3.1) E ^ j = P ( mod n)
E is the Encrypted message just received
j is the Server's secret key
P is the Plain message we are trying to recover
n is Server's public key (well part of; remember that Server's public
key was calculated in Section 1 as consisting of two numbers: n=33 and
k=7).
After plugging in the values:
3.2) 20 ^ 3 = P ( mod 33 )
3.3) 8000 / 33 = ? with the remainder of P. So to calculate this
remainder, we do:
3.4) 8000 / 33 = 242.424242...
3.5) 242 * 33 = 7986
3.6) P = 8000 - 7986 = 14, which is exactly the Plain text message that
the Browser started with!
Well that's about it. While we did not discuss the theory behind the
formulae involved I hope that you got at least a basic idea of how the
public key cryptography using the RSA algorithm works.
Section 4. "Cracking the
Code"
The essential requirement of the Public Key Cryptography is that the
public and secret keys are mathematically related, but this
relationship must be made very hard to determine by an outsider.
As you saw in the preceding text, everything starts with p and
q, from which we calculated n. The public key consists of two numbers:
n and k, where k is calculated from z and z is calculated from p and q.
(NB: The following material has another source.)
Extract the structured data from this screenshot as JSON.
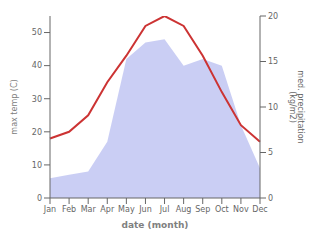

The secret key j, was calculated from k and z and, as we just
stated, k and z are calculated from p and q. It follows then,
that j is also calculated from p and q,which proves that the public and
private keys are mathematically related. So, if an outsider wanted to find the secret
key j, by only knowing n, he must break down n into the two prime numbers that were
used to produce it (remember that n = p * q). Now, here is the real
crux of the bisquit: Decomposing a very large n into p and q is really
difficult to do. It is easy with the small numbers that we have used in
our demonstration, but try, for example decomposing p into p and q when
p has several hundred digits. Well, if you have some free time on your hands, try
this challenge. You may even earn some money.